Ainda chovia quando seu corpo escorreu pela parede fria até desconjuntar-se como uma marionete abandonada num canto qualquer.
Numa poça d'água ela se fez trapo. Enrolara-se numa manta puída, velha companheira do mesmo sofá, onde tantas vezes sentaram-se e riram muito da vida alheia, fazendo dessa manta sua armadura contra a dor da lembrança.
Fora sentada no mármore frio da varanda, com os cabelos ainda molhados do banho mal tomado, pingando lágrimas no corpo mal enxuto, que ela assistiu da varanda ao dia acordar.
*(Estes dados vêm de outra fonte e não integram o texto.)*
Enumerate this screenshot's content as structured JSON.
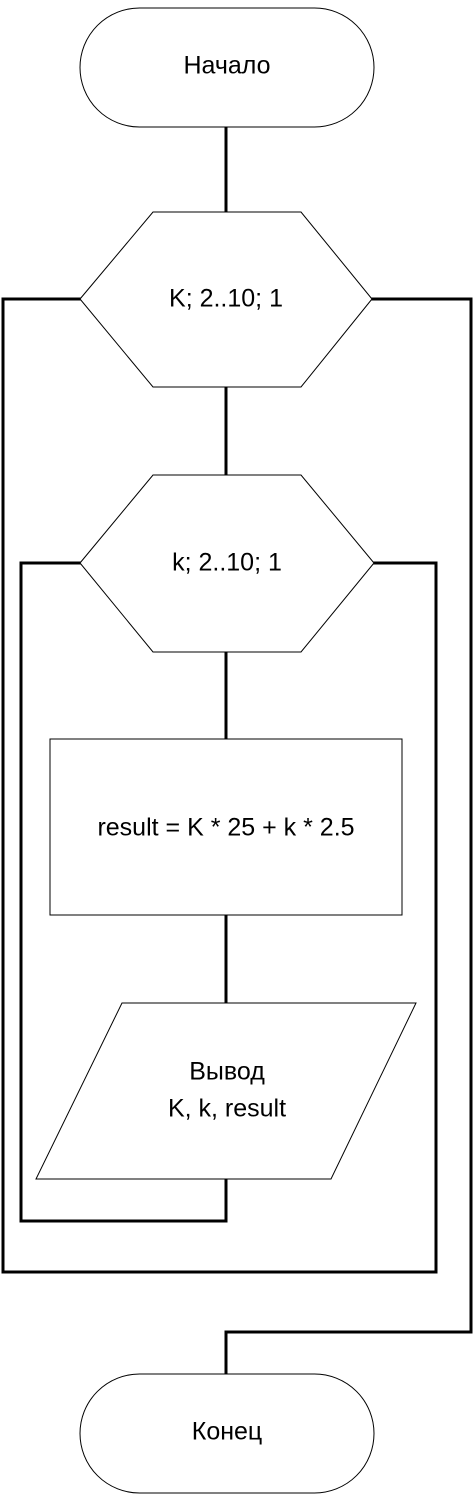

Amores traem, a memória trai, a meteorologia trai. Amigos nunca deveriam trair. Deveria existir um pacto de amizade incapaz de ser quebrado senão de comum acordo. Um seguro contra amigos traidores ou pior: Falsos.
Não havia removido a maquialagem. Fios negros de rimel demarcavam a rota das lágrimas, o batom, esfregado a esmo tantas vezes, pintara-lhe na boca um sorriso de palhaço. Palhaça, era como se sentira. Traída, era como seria lembrada dali em diante. Punhalada, era a dor imposta às costas pela amiga infiel.
Saiam do cinema como sempre faziam às quintas, iriam a um clube dançar e paquerar os rapazes, beberiam, ririam, reavivariam aquela amizade de meninas cúmplices. Mas não, ao atravessar uma rua, a amiga a segurou pelo braço evitando que fosse atingida pelo carro que passava e gritou:
Cuidado Zenaide!
Zenaide? Que Zenaide? Seu nome era Zuleica. Estupefata, ela sairia dali aos prantos e beberia só e choraria só e só, sentiria a dor da provável traição da amiga até chegar trôpega ao velho apartamento.
No chão molhado da varanda uma voz ainda ecoaria dentro da sua cabeça: Cuidado Zenaide! Cuidado Zenaide!
Mas seu nome era Zuleica e aquela amizade jamais seria a mesma.